We use the example of a flat ferromagnetic disk that has been perpendicularly
magnetized, by an external magnetic field. After this
process, the external magnetic field has been turned off, so that we consider
only the field generated by the ferromagnetic disk itself
In the absence of an external magnetic field, a flat disk magnetized perpendicular
to the surface is characterized by the three magnetic vectors B, H, and
M, The magnetic field inside the magnetic material is called the demagnetizing
field Hd because it is oriented opposite to the magnetization M, thus
tending to destroy it. The field outside the material is called the stray field Hs and
it loops around in space.

2. Jan 13, 2018

This topic seems to often be written up in some of the textbooks in a somewhat confusing manner. One suggestion is to read through this thread: https://www.physicsforums.com/threads/magnetic-field-of-a-ferromagnetic-cylinder.863066/ See also the Insight article: https://www.physicsforums.com/insights/permanent-magnets-ferromagnetism-magnetic-surface-currents/ $\\$ In the pole model, a magnetic surface charge density $\sigma_m$ resides on the faces of the magnetized sample with $\sigma_m=\vec{M} \cdot \hat{n}$, making for a plus magnetic charge on one face and minus charge on the other.

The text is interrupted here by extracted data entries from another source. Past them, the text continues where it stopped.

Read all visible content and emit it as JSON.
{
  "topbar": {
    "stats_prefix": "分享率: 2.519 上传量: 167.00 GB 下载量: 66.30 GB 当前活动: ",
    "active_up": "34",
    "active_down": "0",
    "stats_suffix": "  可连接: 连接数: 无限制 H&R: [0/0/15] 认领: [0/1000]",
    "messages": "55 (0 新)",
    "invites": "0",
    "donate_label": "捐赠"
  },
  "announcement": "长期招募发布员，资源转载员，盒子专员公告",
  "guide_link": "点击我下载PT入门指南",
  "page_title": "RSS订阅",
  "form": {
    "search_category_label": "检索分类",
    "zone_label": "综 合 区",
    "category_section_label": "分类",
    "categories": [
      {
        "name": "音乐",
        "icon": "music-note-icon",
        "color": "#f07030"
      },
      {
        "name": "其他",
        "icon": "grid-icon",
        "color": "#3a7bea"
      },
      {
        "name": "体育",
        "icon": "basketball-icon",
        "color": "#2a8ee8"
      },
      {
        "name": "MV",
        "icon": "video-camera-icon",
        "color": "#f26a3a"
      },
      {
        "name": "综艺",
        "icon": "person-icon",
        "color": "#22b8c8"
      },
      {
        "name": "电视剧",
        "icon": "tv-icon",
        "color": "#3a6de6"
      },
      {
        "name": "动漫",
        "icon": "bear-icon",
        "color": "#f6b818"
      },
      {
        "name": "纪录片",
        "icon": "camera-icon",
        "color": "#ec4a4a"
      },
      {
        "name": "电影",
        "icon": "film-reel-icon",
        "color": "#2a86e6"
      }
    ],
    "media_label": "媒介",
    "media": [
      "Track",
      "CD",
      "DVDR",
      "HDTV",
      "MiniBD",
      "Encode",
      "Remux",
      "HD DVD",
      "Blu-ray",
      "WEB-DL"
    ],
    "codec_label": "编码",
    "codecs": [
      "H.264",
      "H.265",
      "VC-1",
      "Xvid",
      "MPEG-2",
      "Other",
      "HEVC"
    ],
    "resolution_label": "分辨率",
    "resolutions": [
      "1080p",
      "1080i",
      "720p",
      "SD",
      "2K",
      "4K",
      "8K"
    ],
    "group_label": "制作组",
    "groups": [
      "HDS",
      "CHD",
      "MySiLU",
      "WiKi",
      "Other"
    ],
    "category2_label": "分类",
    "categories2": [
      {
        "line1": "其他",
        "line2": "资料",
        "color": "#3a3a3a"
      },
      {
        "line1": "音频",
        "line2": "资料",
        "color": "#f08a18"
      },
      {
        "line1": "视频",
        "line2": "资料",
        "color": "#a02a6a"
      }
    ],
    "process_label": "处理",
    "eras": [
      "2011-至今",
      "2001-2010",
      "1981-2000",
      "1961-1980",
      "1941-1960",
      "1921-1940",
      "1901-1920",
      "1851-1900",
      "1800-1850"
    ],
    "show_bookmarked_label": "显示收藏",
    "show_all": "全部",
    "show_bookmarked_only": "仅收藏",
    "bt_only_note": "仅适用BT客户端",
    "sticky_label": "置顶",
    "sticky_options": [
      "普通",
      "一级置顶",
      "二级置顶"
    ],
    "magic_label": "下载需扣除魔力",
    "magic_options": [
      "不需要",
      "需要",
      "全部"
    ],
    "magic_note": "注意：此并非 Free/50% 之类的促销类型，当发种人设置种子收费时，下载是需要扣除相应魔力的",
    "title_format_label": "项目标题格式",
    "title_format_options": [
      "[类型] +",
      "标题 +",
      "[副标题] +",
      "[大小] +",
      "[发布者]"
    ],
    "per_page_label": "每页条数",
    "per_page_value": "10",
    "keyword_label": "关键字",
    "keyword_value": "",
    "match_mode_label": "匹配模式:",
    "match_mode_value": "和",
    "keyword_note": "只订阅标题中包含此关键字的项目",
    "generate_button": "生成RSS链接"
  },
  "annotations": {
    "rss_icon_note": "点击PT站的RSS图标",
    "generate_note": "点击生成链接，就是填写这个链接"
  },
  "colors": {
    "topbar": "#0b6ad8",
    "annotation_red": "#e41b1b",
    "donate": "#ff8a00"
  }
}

In the pole model, $H$ (= $H_d$ ) is computed just like $E$ in electrostatics with $\epsilon_o$ replaced by $\mu_o$. The equation $B=\mu_o H+M$ always applies, but deriving this equation really requires a comparison of the pole model to the surface current model. $\\$ Here, $H_{total}=H_{applied}+H_d$.

Last edited: Jan 13, 2018
3. Jan 14, 2018

### Sahar ali

Thanks lemme read the material you have given me a link to.

4. Jan 14, 2018

### Meir Achuz

Many textbooks do confuse the issue. It is a misnomer to call H inside a magnet a demagnetizing field, because it is B, not H, which exerts a torque on magnetic dipoles to affect the magnetization. Since H_d = - H_s, the only way to reduce H_d is to weaken the magnet. There is no need to do this since H_d does not affect the magnetization.

5. Jan 14, 2018

$H_d$ is geometry dependent, and also depends upon the magnetization $M$. $\\$ For a sphere, the demagnetizing factor $D=\frac{1}{3}$, so that $H_d=-(\frac{1}{3})\frac{M}{\mu_o}$. For a flat disc, $D \approx 1$, so that $H_d \approx -\frac{M}{\mu_o}$ . (Note: I edited this. Originally I forgot the $\mu_o$ in the denominator). $\\$ I agree with everything except the statement $H_d=-H_s$. $\\$ Additional comment: The result for the thin disc, because $H_d=-\frac{M}{\mu_o }$ , is that $B$ in the material is very nearly equal to $B_{external}$, independent of $M$, because $H_{total}=H_s+H_d$ , and in the material, $B=\mu_o H_{total}+M=\mu_o H_s=B_{external}$.

Last edited: Jan 14, 2018
6. Jan 15, 2018

### Meir Achuz

H_d=-H_s at the surface of "a flat ferromagnetic disk".

7. Jan 15, 2018

Please elaborate on this. I don't think I agree with this result. Outside of the material, the overall result of a layer of $\sigma_m=+M$ and a second layer of $\sigma_m=-M$ is no effect, so that $H_{outside}=H_s$. Inside the material , $H_d=-\frac{M}{\mu_o}$, as a result of these two layers. The magnetic surface charge is a result of $-\nabla \cdot M=\rho_m$, so that $\sigma_m=M \cdot \hat{n}$. $\\$ Also, since $B_{outside}=B_s =\mu_o H_s$, and the lines of flux of $B$ are continuous , $B$ in the material is also equal to $B_s$, as previously computed, for a thin disc of uniform magnetization $M$, independent of the magnetization. $\\$ The above results are computing using the pole model. Alternatively, in a surface current model, there are very little surface currents for a thin disc, where the surface current density per unit length $K_m=(M \times \hat{n})/\mu_o$, because the outside cylindrical surface is very narrow, completely unlike the case of a long cylinder. Thereby, there isn't enough surface current to generate a significant magnetic field $B$ for the case of a thin disc.